Paper: http://www.sosp2007.org/papers/sosp186-klues.pdf
(SOSP presentation)
Existing embedded devices usually rely on application for power savings. Manually shut off/turn on pieces = bleh. ICEM: Split-phase I/O operations. = make asynchronous. 3 types of device driver:
- virtualized
- only a functional interface
- assume multiple users
- buffer I/O requests for energy savings
- must be able to tolerate longer latencies
- dedicated
- assume single user
- no concurrency control
- explicit energy management
- shared
- functional and lock interface
- multiple user
- explicit concurrency control through split-phase lock
- implicit energy management based on pending requests
- used for stringent timing requests
Q: Doesn't it ultimately boil down to application decisions no matter what?
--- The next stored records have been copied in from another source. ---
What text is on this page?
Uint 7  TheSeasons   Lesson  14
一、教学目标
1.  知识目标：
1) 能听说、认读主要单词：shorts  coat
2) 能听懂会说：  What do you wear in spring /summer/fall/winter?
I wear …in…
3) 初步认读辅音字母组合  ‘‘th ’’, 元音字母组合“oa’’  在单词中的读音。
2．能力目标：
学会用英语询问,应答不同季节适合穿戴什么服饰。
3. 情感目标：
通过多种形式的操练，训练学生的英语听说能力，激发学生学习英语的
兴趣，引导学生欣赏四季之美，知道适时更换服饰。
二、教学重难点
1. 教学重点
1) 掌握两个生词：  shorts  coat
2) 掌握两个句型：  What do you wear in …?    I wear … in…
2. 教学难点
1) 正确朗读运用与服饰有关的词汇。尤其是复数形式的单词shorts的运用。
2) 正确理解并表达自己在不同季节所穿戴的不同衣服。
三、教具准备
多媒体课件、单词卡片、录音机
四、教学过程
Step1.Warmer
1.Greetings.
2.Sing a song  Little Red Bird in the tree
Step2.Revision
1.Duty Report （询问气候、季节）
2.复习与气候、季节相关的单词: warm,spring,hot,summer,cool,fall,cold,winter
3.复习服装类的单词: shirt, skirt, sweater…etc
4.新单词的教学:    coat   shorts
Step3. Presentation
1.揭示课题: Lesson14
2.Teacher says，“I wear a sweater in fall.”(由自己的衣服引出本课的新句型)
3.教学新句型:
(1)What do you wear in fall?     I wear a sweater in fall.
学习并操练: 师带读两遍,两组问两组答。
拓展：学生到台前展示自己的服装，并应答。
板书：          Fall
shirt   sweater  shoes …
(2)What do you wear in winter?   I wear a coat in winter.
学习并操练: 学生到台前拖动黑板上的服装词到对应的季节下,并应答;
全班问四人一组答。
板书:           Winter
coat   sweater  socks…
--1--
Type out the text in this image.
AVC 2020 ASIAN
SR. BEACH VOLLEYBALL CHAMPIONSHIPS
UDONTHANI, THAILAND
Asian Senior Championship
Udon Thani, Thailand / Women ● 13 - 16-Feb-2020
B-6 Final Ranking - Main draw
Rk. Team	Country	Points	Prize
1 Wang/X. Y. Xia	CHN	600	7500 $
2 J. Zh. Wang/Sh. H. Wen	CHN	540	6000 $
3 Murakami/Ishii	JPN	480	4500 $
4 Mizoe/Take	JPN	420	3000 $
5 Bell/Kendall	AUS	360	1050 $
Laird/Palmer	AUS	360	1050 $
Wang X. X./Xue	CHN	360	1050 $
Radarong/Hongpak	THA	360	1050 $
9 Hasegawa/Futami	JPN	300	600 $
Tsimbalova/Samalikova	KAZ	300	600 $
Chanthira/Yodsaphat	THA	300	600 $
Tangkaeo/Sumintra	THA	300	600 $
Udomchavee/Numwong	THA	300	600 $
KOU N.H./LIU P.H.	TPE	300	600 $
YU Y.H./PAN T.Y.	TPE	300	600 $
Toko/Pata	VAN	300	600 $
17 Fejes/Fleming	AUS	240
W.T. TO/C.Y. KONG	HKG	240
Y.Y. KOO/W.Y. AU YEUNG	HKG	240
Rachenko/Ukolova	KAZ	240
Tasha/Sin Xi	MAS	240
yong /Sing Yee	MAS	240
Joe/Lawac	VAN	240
A: Thinking of letting application send hints to system
Q: Does any of this apply to mainstream OSes?
A: Not yet...where we'd really like to see this is in mobile phone OSes.
Q: How does the programming model change for app writers?
A: Very much like async I/O.
Q: Can any of the transaction work apply here? You're sort of grouping operations into a transaction.
A: Hadn't thought about it.
Q: Send is bottleneck. Done anything about that?
A: We're just specifying an architecture. You can specify policy.